Seminggu yang lalu teman dari Jakarta pulang liburan. Kami mengadakan reuni kecil dan menginap beberapa hari di rumah teman. Ada sesuatu yang aneh kurasakan pada dirinya, mulai dari dandanan hingga bahasanya. Setiap kali kami mengajaknya bicara dalam bahasa Dayak, dia selalu menyahuti dengan bahasa ala Jakarta. Hingga esok harinya, ketika kami sedang seru-serunya mengobrol dia berkata, “kamu ini ngaloki (membohongi) aku saja..” sontak kami mengulum senyum menahan geli mendengarnya. Jujur saja, hal itu sangat memalukan bagiku.
Hal di atas bukan hanya terjadi pada temanku, tapi nyaris terjadi pada anak-anak Dayak lainnya. Saat ini kebanggaan sebagai anak Dayak semakin menipis. Bahkan tragisnya untuk berbahasa dan mengakui jati dirinya saja mereka nyaris tidak mau. Hal tersebut seakan-akan suatu penyakit yang mengerikan. Saking mengerikannya mereka tidak mau hal itu terungkap.
Di Gawai Dayak beberapa waktu lalu, peserta yang mengikuti ajang Bujank Dare sebagian besar bukan dari suku Dayak asli. Mereka tidak dapat menunjukkan kemampuan berbahasa Dayak yang benar. Mereka juga tidak dapat menggambarkan kebudayaan suku ini. Bukankah itu fakta yang sangat memprihatinkan? Bagaimana bisa warisan adat, budaya terbesar yang menjadi kebanggaan suku Dayak ini, tercoreng hanya karena masyarakatnya meminoritaskan diri?
Krisis kebanggaan ini membuat suku Dayak tidak berkembang hingga sekarang.
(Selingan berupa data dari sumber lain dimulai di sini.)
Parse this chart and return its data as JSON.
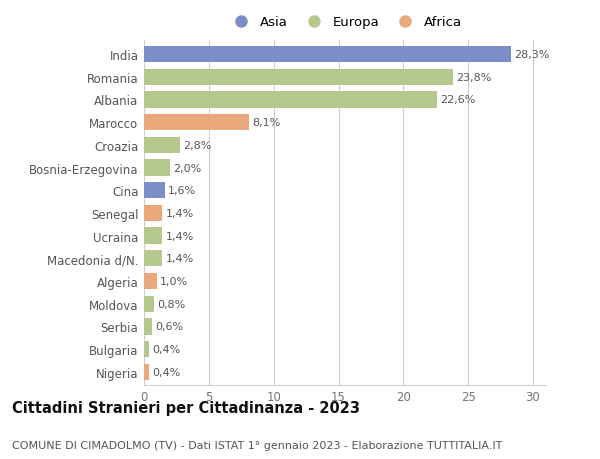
{
  "countries": [
    "India",
    "Romania",
    "Albania",
    "Marocco",
    "Croazia",
    "Bosnia-Erzegovina",
    "Cina",
    "Senegal",
    "Ucraina",
    "Macedonia d/N.",
    "Algeria",
    "Moldova",
    "Serbia",
    "Bulgaria",
    "Nigeria"
  ],
  "values": [
    28.3,
    23.8,
    22.6,
    8.1,
    2.8,
    2.0,
    1.6,
    1.4,
    1.4,
    1.4,
    1.0,
    0.8,
    0.6,
    0.4,
    0.4
  ],
  "labels": [
    "28,3%",
    "23,8%",
    "22,6%",
    "8,1%",
    "2,8%",
    "2,0%",
    "1,6%",
    "1,4%",
    "1,4%",
    "1,4%",
    "1,0%",
    "0,8%",
    "0,6%",
    "0,4%",
    "0,4%"
  ],
  "colors": [
    "#7b8ec8",
    "#b5c98e",
    "#b5c98e",
    "#e8a87c",
    "#b5c98e",
    "#b5c98e",
    "#7b8ec8",
    "#e8a87c",
    "#b5c98e",
    "#b5c98e",
    "#e8a87c",
    "#b5c98e",
    "#b5c98e",
    "#b5c98e",
    "#e8a87c"
  ],
  "legend_labels": [
    "Asia",
    "Europa",
    "Africa"
  ],
  "legend_colors": [
    "#7b8ec8",
    "#b5c98e",
    "#e8a87c"
  ],
  "xlim": [
    0,
    31
  ],
  "xticks": [
    0,
    5,
    10,
    15,
    20,
    25,
    30
  ],
  "title": "Cittadini Stranieri per Cittadinanza - 2023",
  "subtitle": "COMUNE DI CIMADOLMO (TV) - Dati ISTAT 1° gennaio 2023 - Elaborazione TUTTITALIA.IT",
  "bg_color": "#ffffff",
  "grid_color": "#cccccc",
  "bar_height": 0.72,
  "title_fontsize": 10.5,
  "subtitle_fontsize": 8.0,
  "label_fontsize": 8.0,
  "tick_fontsize": 8.5,
  "legend_fontsize": 9.5
}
Tanpa disadari mereka meminoritaskan diri sendiri. Malu untuk berbahasa Dayak menjadi ajang pemusnahan satu di antara budaya yang dimiliki suku tersebut. Padahal telah dinyatakan ada 100 lebih suku Dayak yang tersebar di Kalimantan (belum lagi jumlah suku yang belum diketahui), dan itu membuktikan suku Dayak bukanlah minoritas yang sebenarnya. Suku Dayak juga menjadi abang atau saudara tertua dari suku lainnya. Artinya suku Dayak dihormati oleh suku lain. Lantas, apa yang menyebabkan kekrisisan itu terjadi?
Jika kembali ke beberapa waktu lalu, maka dapat ditemukan penyebabnya. Kekuatan secara mistik yang dimiliki oleh suku ini membuat mereka tidak mau membuka diri terhadap perkembangan dunia. Disinyalir pada awal-awal masa modern, suku Dayak menolak untuk mengikuti perkembangan. Mereka masih berkecimpung dengan adat dan tradisi mereka. Sehingga akhirnya suku-suku lain menduduki jabatan-jabatan penting di pemerintahan Kalimantan Barat. Peranan masyarakat Dayak pun semakin tidak terdengar lagi. Jadi, suku Dayak terkena krisis bukan karena ulah suku atau masyarakat lain tetapi disebabkan oleh diri mereka sendiri.
Namun, apakah Dayak berakhir? Tidak. Di tengah-tengah kekrisisan itu, Cornelis, Gubernur Kalimantan Barat saat ini berhasil membuktikan bahwa Dayak masih sanggup mengibarkan peranan mereka bagi masyarakat. Hal ini seharusnya memotivasi para pemuda Dayak untuk bangkit. Belajar berbangga dengan apa yang dimiliki akan memulihkan kekrisisan tersebut. Kedepannya tidak akan ditemui lagi pemuda Dayak yang malu akan bahasa dan budayanya sendiri. Tapi justru mengusung sukunya untuk ikut berperan menjadikan Kalimantan barat sejajar dengan provinsi lainnya.
Untuk menggapai hal tersebut, sanggupkah para pemuda Dayak mempersembahkan kekhasan suku mereka bagi Kalimantan Barat dan lepas dari kekrisisan? Atau justru semakin terjerumus dalam kekrisisan??